Abstract

Over the past decade, a rich interaction has grown up between statistical physics and statistical inference.  In particular, physics often predicts phase transitions where, if a data set becomes too sparse or too noisy, it suddenly becomes impossible to find its underlying structure, or even to distinguish it from a “null model” with no structure at all.  For instance, in the community detection problem in networks, there is a transition below which the vertices cannot be labeled better than chance, and the network cannot be distinguished from an Erdos-Renyi random graph.  Similarly, in the clustering problem in Gaussian mixture models, it becomes impossible to find the clusters, or even to tell whether clusters exist, i.e., to distinguish the data from a single Gaussian.

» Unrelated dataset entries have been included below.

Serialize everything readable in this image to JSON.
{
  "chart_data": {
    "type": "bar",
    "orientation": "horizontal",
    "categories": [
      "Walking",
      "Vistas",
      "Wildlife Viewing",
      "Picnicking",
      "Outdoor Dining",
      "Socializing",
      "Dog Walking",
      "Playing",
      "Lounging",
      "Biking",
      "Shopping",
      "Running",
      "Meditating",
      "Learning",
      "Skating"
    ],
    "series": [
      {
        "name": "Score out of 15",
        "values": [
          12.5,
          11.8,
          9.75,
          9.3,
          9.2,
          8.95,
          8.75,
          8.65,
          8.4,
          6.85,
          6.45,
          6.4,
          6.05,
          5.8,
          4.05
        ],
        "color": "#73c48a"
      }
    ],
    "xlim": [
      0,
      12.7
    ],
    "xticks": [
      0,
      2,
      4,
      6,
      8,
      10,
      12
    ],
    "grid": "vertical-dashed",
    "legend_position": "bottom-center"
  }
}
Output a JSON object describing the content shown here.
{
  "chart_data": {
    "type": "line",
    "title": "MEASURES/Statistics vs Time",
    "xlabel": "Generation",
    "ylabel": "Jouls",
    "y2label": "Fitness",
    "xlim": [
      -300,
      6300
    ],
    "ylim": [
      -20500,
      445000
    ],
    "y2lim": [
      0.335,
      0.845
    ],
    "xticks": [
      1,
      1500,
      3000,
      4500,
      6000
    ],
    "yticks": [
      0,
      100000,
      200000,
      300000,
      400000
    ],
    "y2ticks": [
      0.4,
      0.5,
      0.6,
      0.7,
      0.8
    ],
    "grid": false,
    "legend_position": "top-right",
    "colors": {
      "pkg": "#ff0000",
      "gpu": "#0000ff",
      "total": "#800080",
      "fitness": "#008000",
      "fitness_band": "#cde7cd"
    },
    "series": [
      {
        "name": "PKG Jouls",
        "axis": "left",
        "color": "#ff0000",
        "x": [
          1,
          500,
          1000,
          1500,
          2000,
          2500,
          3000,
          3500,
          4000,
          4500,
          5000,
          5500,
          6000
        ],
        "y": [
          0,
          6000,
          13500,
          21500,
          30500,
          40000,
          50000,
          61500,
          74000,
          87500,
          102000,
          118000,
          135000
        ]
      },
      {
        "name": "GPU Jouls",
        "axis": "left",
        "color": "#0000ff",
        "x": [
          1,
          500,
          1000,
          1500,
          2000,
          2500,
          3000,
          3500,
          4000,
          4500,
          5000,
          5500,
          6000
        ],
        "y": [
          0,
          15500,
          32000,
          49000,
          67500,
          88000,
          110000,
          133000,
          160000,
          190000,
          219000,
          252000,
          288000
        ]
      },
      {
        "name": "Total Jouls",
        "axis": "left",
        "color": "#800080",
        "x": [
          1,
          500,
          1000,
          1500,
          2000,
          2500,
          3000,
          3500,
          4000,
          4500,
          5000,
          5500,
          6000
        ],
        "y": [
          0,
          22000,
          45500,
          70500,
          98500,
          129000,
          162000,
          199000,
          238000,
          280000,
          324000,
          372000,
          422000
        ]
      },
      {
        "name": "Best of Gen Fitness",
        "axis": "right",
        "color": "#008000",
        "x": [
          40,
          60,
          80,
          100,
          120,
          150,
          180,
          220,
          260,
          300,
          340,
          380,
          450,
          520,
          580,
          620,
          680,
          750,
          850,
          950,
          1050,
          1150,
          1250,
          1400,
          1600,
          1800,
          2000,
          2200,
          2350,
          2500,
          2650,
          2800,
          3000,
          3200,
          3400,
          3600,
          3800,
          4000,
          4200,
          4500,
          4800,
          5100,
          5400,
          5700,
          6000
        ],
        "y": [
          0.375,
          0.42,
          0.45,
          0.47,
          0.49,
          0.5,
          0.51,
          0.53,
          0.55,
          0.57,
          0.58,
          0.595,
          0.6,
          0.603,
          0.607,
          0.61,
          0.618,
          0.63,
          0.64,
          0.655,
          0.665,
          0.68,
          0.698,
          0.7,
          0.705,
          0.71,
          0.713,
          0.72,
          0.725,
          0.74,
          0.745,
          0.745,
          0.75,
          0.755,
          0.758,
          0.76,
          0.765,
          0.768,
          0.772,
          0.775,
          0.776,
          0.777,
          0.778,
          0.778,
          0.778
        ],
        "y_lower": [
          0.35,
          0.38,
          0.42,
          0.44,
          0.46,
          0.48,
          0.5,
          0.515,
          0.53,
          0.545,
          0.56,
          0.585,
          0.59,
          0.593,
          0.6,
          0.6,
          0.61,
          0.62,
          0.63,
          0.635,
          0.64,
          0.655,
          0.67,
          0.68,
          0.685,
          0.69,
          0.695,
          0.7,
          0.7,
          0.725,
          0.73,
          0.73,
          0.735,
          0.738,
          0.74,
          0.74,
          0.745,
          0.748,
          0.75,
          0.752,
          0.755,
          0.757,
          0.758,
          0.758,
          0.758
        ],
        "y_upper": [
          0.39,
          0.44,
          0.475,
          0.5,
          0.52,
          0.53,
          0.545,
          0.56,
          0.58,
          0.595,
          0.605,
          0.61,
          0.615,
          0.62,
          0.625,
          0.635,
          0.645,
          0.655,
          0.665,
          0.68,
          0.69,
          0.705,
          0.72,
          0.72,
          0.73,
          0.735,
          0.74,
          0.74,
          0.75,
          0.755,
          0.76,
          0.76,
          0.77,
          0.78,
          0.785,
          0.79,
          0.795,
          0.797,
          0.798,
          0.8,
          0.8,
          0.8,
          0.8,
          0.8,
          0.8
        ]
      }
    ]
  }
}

Many of the physics predictions have been made rigorous, but there is still a very lively interchange between the fields, both about these transitions and about asymptotically optimal algorithms.  In particular, while efficient message-passing and spectral algorithms are known that succeed down to the so-called Kesten-Stigum bound, in a number of problems we believe that it is information-theoretically possible (but perhaps not computationally feasible) to go further.  I will give a friendly introduction to this field, and present some new results proving this conjecture.

This is joint work with Jess Banks, Joe Neeman, Praneeth Netrapalli, Roman Vershynin, and Jiaming Xu.